Hawaii’s history comes to life on the Big Island’s Kona Coast
Everywhere you turn on the ruggedly beautiful Kona Coast, you encounter traces of the past.
Everywhere you turn on the Kona Coast, you encounter traces of the past.
On this lava-filled leeward coast of Hawaii’s Big Island, Capt. James Cook died, in a skirmish over a rowboat.
Only a few miles from where Cook perished, Kamehameha the Great fought his first major battle.
After nearly 30 years of struggle to unify the kingdom, Kamehameha enjoyed his final years in a grass hale (house) on the shores of Kailua Bay.
In the same spot, six months after Kamehameha’s death, his heir, Liholiho, and his favorite wife, Queen Regent Kaahumanu, abolished the kapu system, the religious and social laws that governed traditional Hawaiian society.

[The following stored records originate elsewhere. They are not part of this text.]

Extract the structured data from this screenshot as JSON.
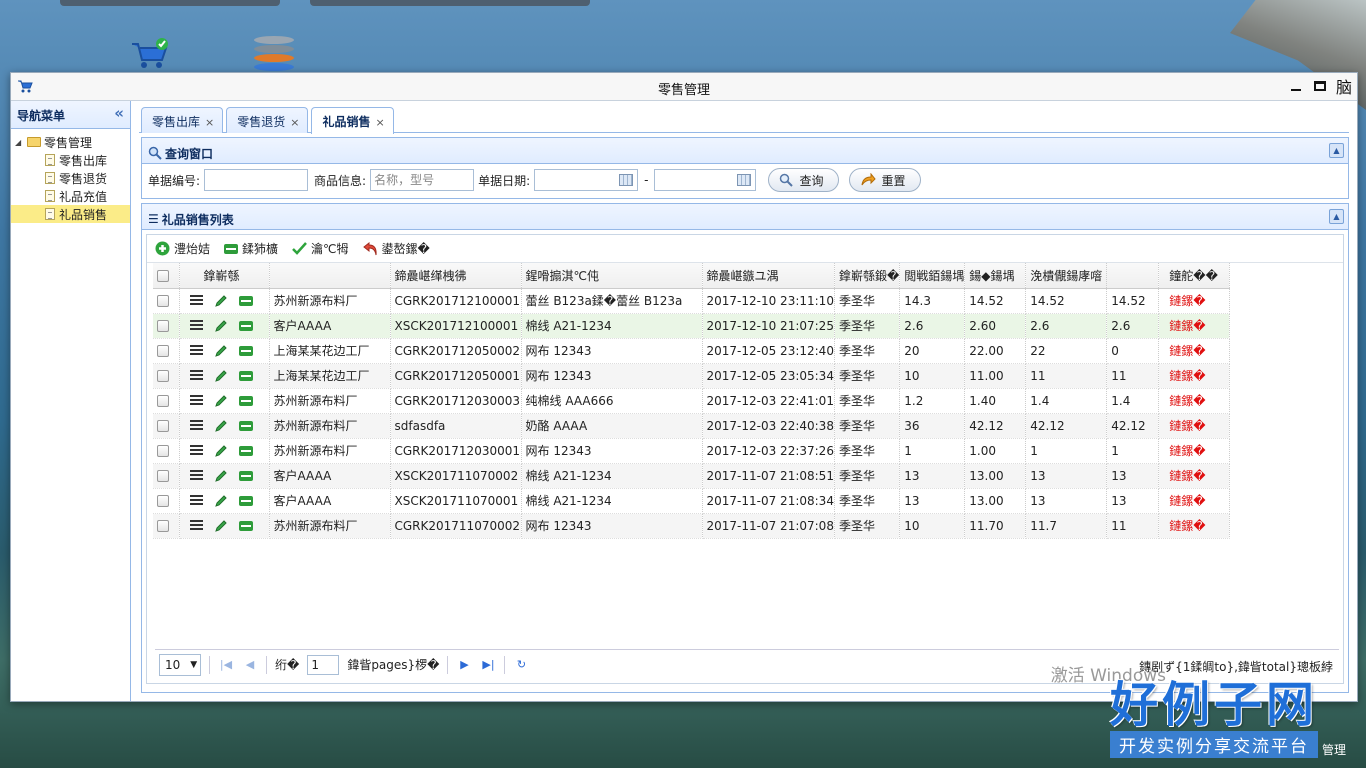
{
  "window": {
    "title": "零售管理",
    "close_glyph": "脑"
  },
  "sidebar": {
    "title": "导航菜单",
    "collapse_glyph": "«",
    "root": "零售管理",
    "items": [
      {
        "label": "零售出库",
        "selected": false
      },
      {
        "label": "零售退货",
        "selected": false
      },
      {
        "label": "礼品充值",
        "selected": false
      },
      {
        "label": "礼品销售",
        "selected": true
      }
    ]
  },
  "tabs": [
    {
      "label": "零售出库",
      "active": false
    },
    {
      "label": "零售退货",
      "active": false
    },
    {
      "label": "礼品销售",
      "active": true
    }
  ],
  "query": {
    "title": "查询窗口",
    "doc_no_label": "单据编号:",
    "doc_no_value": "",
    "goods_label": "商品信息:",
    "goods_placeholder": "名称，型号",
    "date_label": "单据日期:",
    "date_sep": "-",
    "search_button": "查询",
    "reset_button": "重置"
  },
  "list": {
    "title": "礼品销售列表",
    "toolbar": [
      "澧炲姞",
      "鍒犻櫎",
      "瀹℃牳",
      "鍙嶅鏍�"
    ],
    "columns": [
      "鎿嶄綔",
      "",
      "鍗曟嵁缂栧彿",
      "鍟嗗搧淇℃伅",
      "鍗曟嵁鏃ユ湡",
      "鎿嶄綔鍛�",
      "閲戦銆鍚堣",
      "鍚◆鍚堣",
      "浼樻儬鍚庨噾",
      "",
      "鐘舵��"
    ],
    "rows": [
      {
        "customer": "苏州新源布料厂",
        "no": "CGRK201712100001",
        "goods": "蕾丝 B123a鍒�蕾丝 B123a",
        "date": "2017-12-10 23:11:10",
        "op": "季圣华",
        "a": "14.3",
        "b": "14.52",
        "c": "14.52",
        "d": "14.52",
        "status": "鏈鏍�"
      },
      {
        "customer": "客户AAAA",
        "no": "XSCK201712100001",
        "goods": "棉线 A21-1234",
        "date": "2017-12-10 21:07:25",
        "op": "季圣华",
        "a": "2.6",
        "b": "2.60",
        "c": "2.6",
        "d": "2.6",
        "status": "鏈鏍�"
      },
      {
        "customer": "上海某某花边工厂",
        "no": "CGRK201712050002",
        "goods": "网布 12343",
        "date": "2017-12-05 23:12:40",
        "op": "季圣华",
        "a": "20",
        "b": "22.00",
        "c": "22",
        "d": "0",
        "status": "鏈鏍�"
      },
      {
        "customer": "上海某某花边工厂",
        "no": "CGRK201712050001",
        "goods": "网布 12343",
        "date": "2017-12-05 23:05:34",
        "op": "季圣华",
        "a": "10",
        "b": "11.00",
        "c": "11",
        "d": "11",
        "status": "鏈鏍�"
      },
      {
        "customer": "苏州新源布料厂",
        "no": "CGRK201712030003",
        "goods": "纯棉线 AAA666",
        "date": "2017-12-03 22:41:01",
        "op": "季圣华",
        "a": "1.2",
        "b": "1.40",
        "c": "1.4",
        "d": "1.4",
        "status": "鏈鏍�"
      },
      {
        "customer": "苏州新源布料厂",
        "no": "sdfasdfa",
        "goods": "奶酪 AAAA",
        "date": "2017-12-03 22:40:38",
        "op": "季圣华",
        "a": "36",
        "b": "42.12",
        "c": "42.12",
        "d": "42.12",
        "status": "鏈鏍�"
      },
      {
        "customer": "苏州新源布料厂",
        "no": "CGRK201712030001",
        "goods": "网布 12343",
        "date": "2017-12-03 22:37:26",
        "op": "季圣华",
        "a": "1",
        "b": "1.00",
        "c": "1",
        "d": "1",
        "status": "鏈鏍�"
      },
      {
        "customer": "客户AAAA",
        "no": "XSCK201711070002",
        "goods": "棉线 A21-1234",
        "date": "2017-11-07 21:08:51",
        "op": "季圣华",
        "a": "13",
        "b": "13.00",
        "c": "13",
        "d": "13",
        "status": "鏈鏍�"
      },
      {
        "customer": "客户AAAA",
        "no": "XSCK201711070001",
        "goods": "棉线 A21-1234",
        "date": "2017-11-07 21:08:34",
        "op": "季圣华",
        "a": "13",
        "b": "13.00",
        "c": "13",
        "d": "13",
        "status": "鏈鏍�"
      },
      {
        "customer": "苏州新源布料厂",
        "no": "CGRK201711070002",
        "goods": "网布 12343",
        "date": "2017-11-07 21:07:08",
        "op": "季圣华",
        "a": "10",
        "b": "11.70",
        "c": "11.7",
        "d": "11",
        "status": "鏈鏍�"
      }
    ]
  },
  "pager": {
    "page_size": "10",
    "page_prefix": "绗�",
    "page_value": "1",
    "page_suffix": "鍏眥pages}椤�",
    "info": "鏄剧ず{1鍒皗to},鍏眥total}璁板綍"
  },
  "watermark": {
    "activate": "激活 Windows",
    "brand": "好例子网",
    "slogan": "开发实例分享交流平台",
    "taskbar": "管理"
  },
  "colors": {
    "accent": "#95b8e7",
    "status_red": "#e01010",
    "selected": "#fbec88",
    "row_highlight": "#eaf6e6"
  }
}
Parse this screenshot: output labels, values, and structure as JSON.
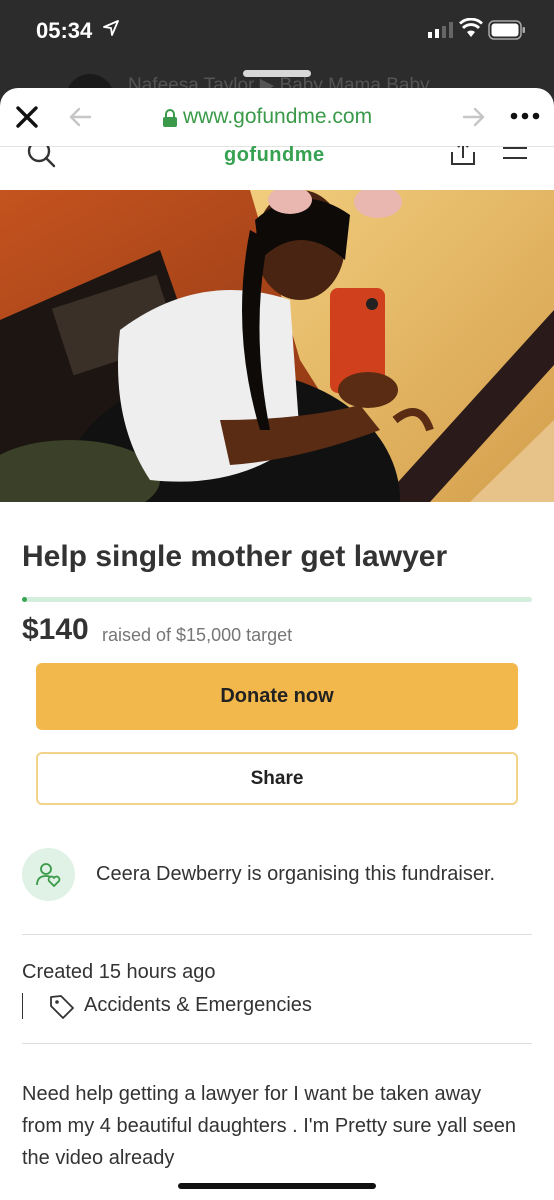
{
  "status_bar": {
    "time": "05:34"
  },
  "background_app": {
    "title_text": "Nafeesa Taylor ▶ Baby Mama Baby"
  },
  "browser": {
    "url": "www.gofundme.com"
  },
  "site": {
    "logo": "gofundme"
  },
  "campaign": {
    "title": "Help single mother get lawyer",
    "amount": "$140",
    "raised_text": "raised of $15,000 target",
    "progress_percent": 0.93,
    "donate_label": "Donate now",
    "share_label": "Share",
    "organiser_text": "Ceera Dewberry is organising this fundraiser.",
    "created": "Created 15 hours ago",
    "category": "Accidents & Emergencies",
    "description": "Need help getting a lawyer for I want be taken away from my 4 beautiful daughters . I'm  Pretty sure yall seen the video already"
  },
  "colors": {
    "brand_green": "#36a150",
    "donate_yellow": "#f2b84b",
    "share_border": "#f2d38a"
  },
  "icons": [
    "location-arrow-icon",
    "signal-icon",
    "wifi-icon",
    "battery-icon",
    "close-icon",
    "back-arrow-icon",
    "lock-icon",
    "forward-arrow-icon",
    "more-icon",
    "search-icon",
    "share-icon",
    "menu-icon",
    "organiser-icon",
    "tag-icon"
  ]
}
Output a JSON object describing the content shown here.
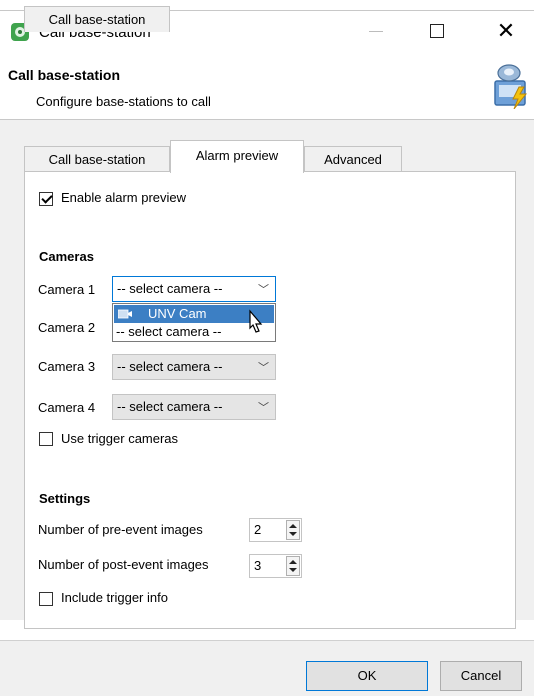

A year later, into this same harbor, and into the cultural vacuum created by the breaking of the kapu, sailed the brig Thetis with the first New England missionaries.
Kona was the tumultuous center of the Hawaiian kingdom, long before the capital moved to Honolulu. To find traces of the past in Kona, all you have to do is look.
On a morning walk around our home base, the Sheraton Keauhou Bay Resort, we happened upon ruins of Hawaiian dwellings and heiau (temples).
Just five minutes up the coast, at the Keauhou Beach Resort, we found ourselves up on the hotel’s roof, from which we could spot not one, but several heiau, the concentration of ancient temples a reminder that this was an important place in traditional Hawaiian culture.
Two of these heiau—Hapaialii and Keeku—rise imposingly at the water’s edge, massive constructions of lava rock.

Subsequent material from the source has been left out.